The parts coming from the floppy are likely to use 12V or 5V, minus the driver drop.
The way I guesstimate the voltage of unknown steppers is apply a voltage to 2 windings out of the 4 available and wait for the temperature rise. Then I slowly increase voltage until the temperature stabilizes around 70C (some steppers can take more but without a datasheet it's best to keep a safety margin).
You can probably use this technique for the solenoid/dc motor, maybe with lower temperature rise.
semicolo:
The parts coming from the floppy are likely to use 12V or 5V, minus the driver drop.

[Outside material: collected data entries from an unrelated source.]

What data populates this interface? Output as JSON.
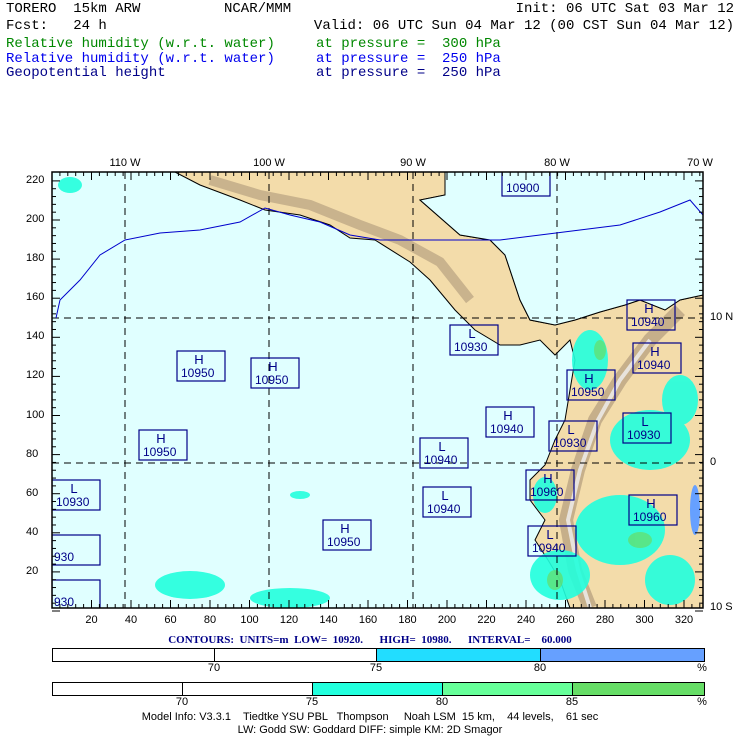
{
  "header": {
    "model": "TORERO  15km ARW",
    "org": "NCAR/MMM",
    "init": "Init: 06 UTC Sat 03 Mar 12",
    "fcst": "Fcst:   24 h",
    "valid": "Valid: 06 UTC Sun 04 Mar 12 (00 CST Sun 04 Mar 12)",
    "fields": [
      {
        "name": "Relative humidity (w.r.t. water)",
        "level": "at pressure =  300 hPa",
        "color": "#008800"
      },
      {
        "name": "Relative humidity (w.r.t. water)",
        "level": "at pressure =  250 hPa",
        "color": "#0000ee"
      },
      {
        "name": "Geopotential height",
        "level": "at pressure =  250 hPa",
        "color": "#000088"
      }
    ]
  },
  "map": {
    "top_lon_labels": [
      "110 W",
      "100 W",
      "90 W",
      "80 W",
      "70 W"
    ],
    "right_lat_labels": [
      "10 N",
      "0",
      "10 S"
    ],
    "left_ticks": [
      "220",
      "200",
      "180",
      "160",
      "140",
      "120",
      "100",
      "80",
      "60",
      "40",
      "20"
    ],
    "bottom_ticks": [
      "20",
      "40",
      "60",
      "80",
      "100",
      "120",
      "140",
      "160",
      "180",
      "200",
      "220",
      "240",
      "260",
      "280",
      "300",
      "320"
    ],
    "centers": [
      {
        "type": "H",
        "value": "10950"
      },
      {
        "type": "H",
        "value": "10950"
      },
      {
        "type": "H",
        "value": "10950"
      },
      {
        "type": "L",
        "value": "10930"
      },
      {
        "type": "",
        "value": "930"
      },
      {
        "type": "",
        "value": "930"
      },
      {
        "type": "H",
        "value": "10950"
      },
      {
        "type": "L",
        "value": "10930"
      },
      {
        "type": "H",
        "value": "10940"
      },
      {
        "type": "L",
        "value": "10940"
      },
      {
        "type": "L",
        "value": "10940"
      },
      {
        "type": "",
        "value": "10900"
      },
      {
        "type": "H",
        "value": "10940"
      },
      {
        "type": "H",
        "value": "10940"
      },
      {
        "type": "H",
        "value": "10950"
      },
      {
        "type": "L",
        "value": "10930"
      },
      {
        "type": "L",
        "value": "10930"
      },
      {
        "type": "H",
        "value": "10960"
      },
      {
        "type": "H",
        "value": "10960"
      },
      {
        "type": "L",
        "value": "10940"
      }
    ],
    "colors": {
      "ocean": "#e0ffff",
      "land": "#f3dcaa",
      "contour": "#0000cc"
    }
  },
  "contours_info": "CONTOURS:  UNITS=m  LOW=  10920.      HIGH=  10980.      INTERVAL=    60.000",
  "colorbar_250": {
    "labels": [
      "70",
      "75",
      "80",
      "%"
    ],
    "colors": [
      "#ffffff",
      "#ffffff",
      "#22ddff",
      "#66a0ff"
    ]
  },
  "colorbar_300": {
    "labels": [
      "70",
      "75",
      "80",
      "85",
      "%"
    ],
    "colors": [
      "#ffffff",
      "#ffffff",
      "#22ffdd",
      "#66ff99",
      "#66dd66"
    ]
  },
  "footer": {
    "line1": "Model Info: V3.3.1    Tiedtke YSU PBL   Thompson     Noah LSM  15 km,    44 levels,    61 sec",
    "line2": "LW: Godd SW: Goddard DIFF: simple KM: 2D Smagor"
  }
}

So they don't usually regulate the 12V down to something lower? OK, good.
semicolo:
The way I guesstimate the voltage of unknown steppers is apply a voltage to 2 windings out of the 4 available and wait for the temperature rise. Then I slowly increase voltage until the temperature stabilizes around 70C (some steppers can take more but without a datasheet it's best to keep a safety margin).
You can probably use this technique for the solenoid/dc motor, maybe with lower temperature rise.
Good idea to test via temperature, thanks. I am confused about the stepper, I thought they had 2 windings, not 4 - also the big one has 5 wires to add to the confusion.
Managed to find a page that details the typical stepper found in old 5.25" drives here Jones on A Worked Stepping Motor Example - It even has the wiring colour codes and typical current.